Je vous l’avoue d’emblée: c’est la probabilité de ne jamais revoir les Rolling Stones, à Québec ou ailleurs, qui m’amène sur les plaines d’Abraham ce soir parce que j’ai toujours été une « Beatles kind of person » et que Edward Sharpe and the Magnetic Zeros me tentait pas mal. (Surtout après mon entrevue avec le guitariste Christian Letts.)
Il y a aussi cette rumeur qui plane sur la ville, avec la tournée Zip Code qui s’achève chez nous. Ce concert pourrait être le dernier de Mick Jagger, Keith Richards et les autres. La probabilité d’un événement historique qui plane aura aussi pour effet de convaincre des dizaines de milliers de personnes. J’attends toujours les estimations officielles – qui risquent de donner le vertige.
Olivier Langevin arrive sur scène avec le percussionniste Jonathan Bigras, le batteur Pierre Fortin, Fred Fortin à la basse, François Lafontaine de feu Karkwa aux claviers et la choriste Karine Pion qui joue aussi des maracas. Enchaînant tour à tour Zulu (la pièce titre du plus récent album) et Dragon en début de parcours, Langevin prouvera à un nouveau public ses aptitudes indéniables de guitar hero. Développement de public? Oui m’sieur.
Ça rentre en tabarouette et le rythme (effréné) reste le même du début à la fin du set qui durera un peu plus de 35 minutes. Un coup de vent trop rapide mais qui décoiffe solide. On sent que le gars du Lac joue le show de sa vie et c’est grisant de vivre ça avec lui. (Vidéo via Instagram)
S’entame la deuxième partie du triple plateau avec les Pennsylvaniens de The Districts, un groupe à l’alignement hyper conventionnel (guitare mélodique, guitare rythmique, batterie, basse) qui débute ses chansons avec des intros courtes mais souvent planantes. On fait vite de remarquer leur attitude grunge, un bel exercice de style, surtout à cause de la voix plaignarde et la dégaine du chanteur Rob Grote. Leur rock au riffs un peu surf par bouts est certes un peu générique, mais ça reste bien fait et charmant pour n’importe quel directeur musical de College Radio nord-américaine. Ils auraient eu davantage leur place au Show de la rentrée de l’ULAVAL qu’en première partie des Stones. Une découverte sympa, sans plus.
Or, on se questionne un peu sur leur position au podium avec Galaxie (des stars locales avec des hits!) qui déplaçaient pas mal plus d’air une vingtaine de minutes avant. Et qui, de surcroît, n’ont laissé aucun temps mort.

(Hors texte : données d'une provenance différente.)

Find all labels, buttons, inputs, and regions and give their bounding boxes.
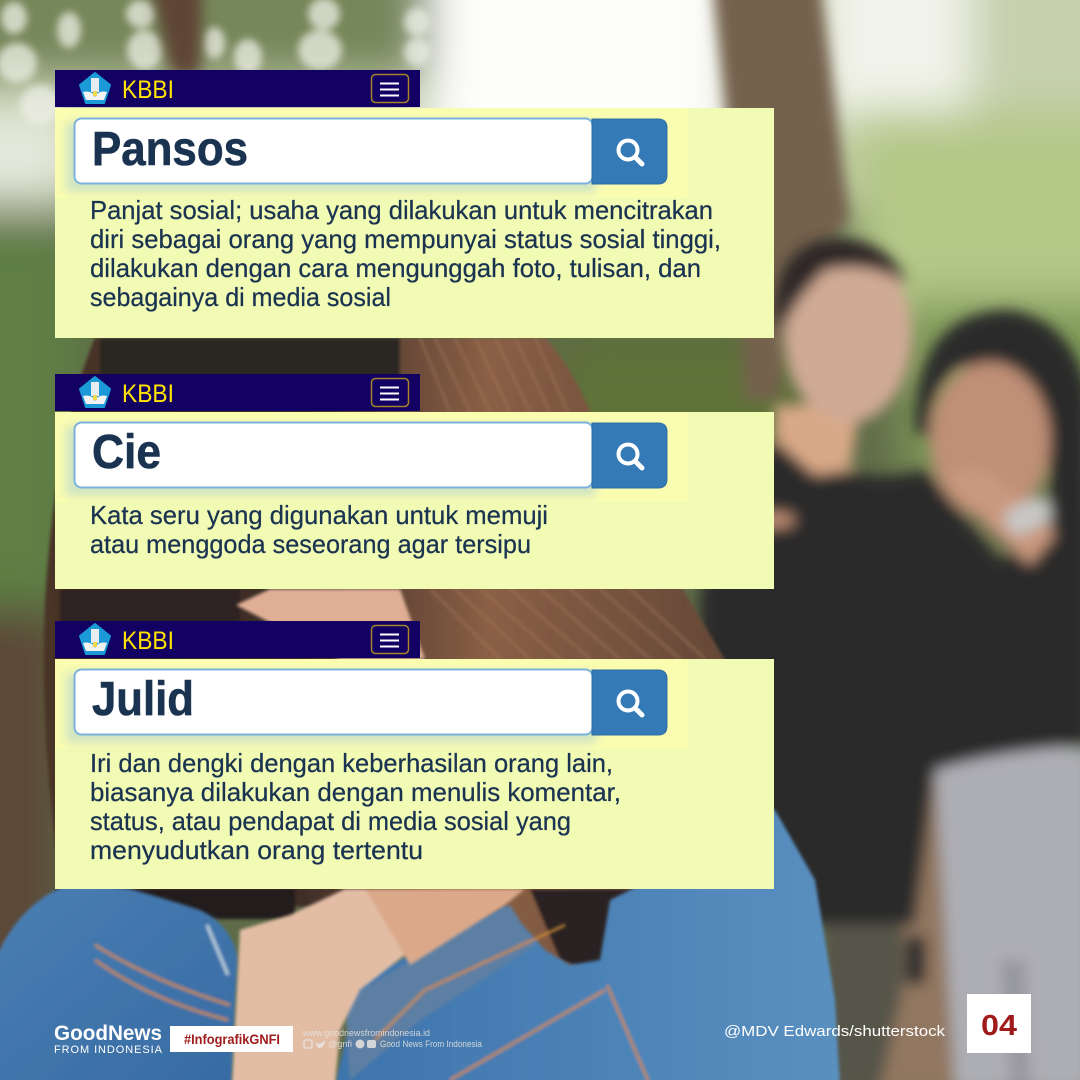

Autant dire que les Stones ont galvanisé une foule toute entière et dès leur entrée en scène devant quelques fans hautement désagréables – parole de fille qui dû se frayer un chemin pour aller aux toilettes, une aventure périlleuse ponctuée par du chantage sexuel. Même si une collègue s’est fait traiter de pute et qu’une autre s’est fait cracher dessus de l’autre côté de la clôture, les déhanchements de Mick Jagger et le sourire de Keith Richards (qui s’avère un fort bon chanteur sur Happy) font vite de panser nos plaies comme si tout était oublié. (Vidéo via Instagram)
C’est une leçon de rock and roll, une classe de maître qu’écris-je, que les Rolling Stones ont donné ce soir. C’est un lieu commun mais ce n’est pas moins vrai: leur énergie, leur fougue, leur jeu et leur voix sont complètement surréalistes pour des septuagénaires – à l’exception de Ron Wood, 68 ans, « le roi de la poutine » pour reprendre les mots de Jagger qui ponctuait le spectacle d’interventions dans un français impeccable. Le seul qui semblait plus fatigué, c’est le doyen et batteur Charlie Watts.
Comme si ce n’était pas suffisant, le quatuor avait invité deux saxophonistes, deux claviéristes, deux choristes dont l’incroyable Lisa Fischer (telle que vue dans le documentaire 20 Feet from Stardom), un autre guitariste et un percussionniste caché dans l’ombre. Des arrangements qui, ça va de soi, ajoutent une bonne dose de groove et de la profondeur aux multiples succès comme Start Me Up, Honky Tonk Woman, Miss You (Jagger a sorti sa guitare pour celle-là!), Sympathy for the Devil, Brown Sugar et Satisfaction. Même une chorale (le Choeur des jeunes de Laval) et un joueur de cor français sont venus les rejoindre sur You Can’t Always Get What You Want.
Le moment fort selon moi? Lisa Fischer, probablement l’une des plus grandes « backup singer » du monde, bluffante, sensuelle et mise de l’avant sur Gimme Shelter. Frissons. (Vidéo via Twitter)
En tout, on a eu droit à une performance de feu qui aura duré plus de deux heures sans s’essouffler. Est-ce que je regrette mon choix? Absolument pas.